Thursday, December 4, 2008

Middle Fiddle

When people find out that I play with the Knoxville Symphony, the conversation generally continues as follows:
“So, what instrument do you play?”
“I play the viola.”
“Viola... Is that like a violin?”
“Well, kind of...”

The viola is not nearly as well-known as it's counterparts in the string section. It is held under the chin like a violin but has a lower sound. In fact, it has the same strings as the cello: C-G-D-A but they sound an octave higher. In the Knoxville Symphony, the viola section sits right next to the first violin section. Our general purpose in the orchestra is to support and fill in the middle of the string sound. Our parts are the best bits of what the violins play combined with the best parts of what the cellos play. And, sometimes we even get the tune to ourselves. It may sound strange since the violins usually get to be front and center with the melodic line, but my love of orchestral viola parts is the main reason I switched my focus from violin to viola in graduate school.

It's rare for an orchestra to program a viola concerto. The viola is not considered a solo instrument, which is too bad. I'm not sure why this is, there are a number of possibilities. Compared to the violin and cello, there's not much solo repertoire written for the viola. When Lucas asked me to play a viola concerto with the chamber orchestra this January, we began the hunt for a Baroque-era viola concerto. There were exactly three to choose from. There are hundreds of Baroque violin concerti. It's not that composers don't like the viola. Actually, many composers were also amateur violists. Dvorák, Mozart, Mendelssohn, Schubert, and Bach all played the viola. (So did Jimi Hendrix, but that's another story.) Violin has always been king of the strings and an audience favorite. Historically, composers have relied on commissions to pay their bills. Perhaps if one of Mozart's patrons had been an amateur violist he would have written five viola concerti instead of five violin concerti.
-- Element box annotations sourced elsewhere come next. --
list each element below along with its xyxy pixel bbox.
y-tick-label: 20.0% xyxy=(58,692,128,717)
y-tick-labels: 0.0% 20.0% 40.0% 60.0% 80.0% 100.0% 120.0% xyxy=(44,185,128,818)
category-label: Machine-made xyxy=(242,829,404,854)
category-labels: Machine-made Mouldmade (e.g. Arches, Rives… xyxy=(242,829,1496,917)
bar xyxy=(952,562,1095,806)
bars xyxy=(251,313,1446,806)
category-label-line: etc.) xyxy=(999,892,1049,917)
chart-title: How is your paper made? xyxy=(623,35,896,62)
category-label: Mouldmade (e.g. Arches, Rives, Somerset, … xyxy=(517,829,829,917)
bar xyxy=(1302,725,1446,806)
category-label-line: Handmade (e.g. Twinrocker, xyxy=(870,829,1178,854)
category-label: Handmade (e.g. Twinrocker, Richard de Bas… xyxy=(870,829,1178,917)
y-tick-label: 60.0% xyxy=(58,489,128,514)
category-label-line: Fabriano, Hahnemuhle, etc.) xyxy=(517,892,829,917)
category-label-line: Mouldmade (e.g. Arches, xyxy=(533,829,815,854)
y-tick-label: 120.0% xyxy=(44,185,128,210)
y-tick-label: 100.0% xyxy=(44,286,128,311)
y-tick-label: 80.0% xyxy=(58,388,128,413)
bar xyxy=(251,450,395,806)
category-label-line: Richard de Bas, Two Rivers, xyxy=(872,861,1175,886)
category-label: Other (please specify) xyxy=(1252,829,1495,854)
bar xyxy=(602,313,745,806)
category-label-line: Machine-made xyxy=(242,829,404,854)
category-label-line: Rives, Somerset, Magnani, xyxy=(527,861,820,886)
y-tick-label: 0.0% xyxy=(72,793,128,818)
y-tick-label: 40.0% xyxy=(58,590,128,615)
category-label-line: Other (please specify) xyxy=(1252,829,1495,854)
Most of the solo repertoire for the viola was written in the 20th century although there are some great pieces from earlier eras.

Some pieces that feature the viola are:
Harold in Italy by Berlioz
Symphony #6 “Pathetique” by Tchaikovsky
Don Quixote by R. Strauss
Viola Concerto by William Walton
Sinfonia Concertante in E-flat major by Mozart

2 comments:

Marsha said...

I was in the school band, I played the clarinet, we didn't have an orchestra, I haven't played in over 20 years. I miss it.

KSO blogger Katy Gawne said...

Pick it up again! It is never too late to refresh your skills or even learn a new instrument. I once had a beginning violin student who was in his 80's. He had always wanted to play and decided at that time that it was "now or never." Playing music is good for the soul, no matter what the skill level.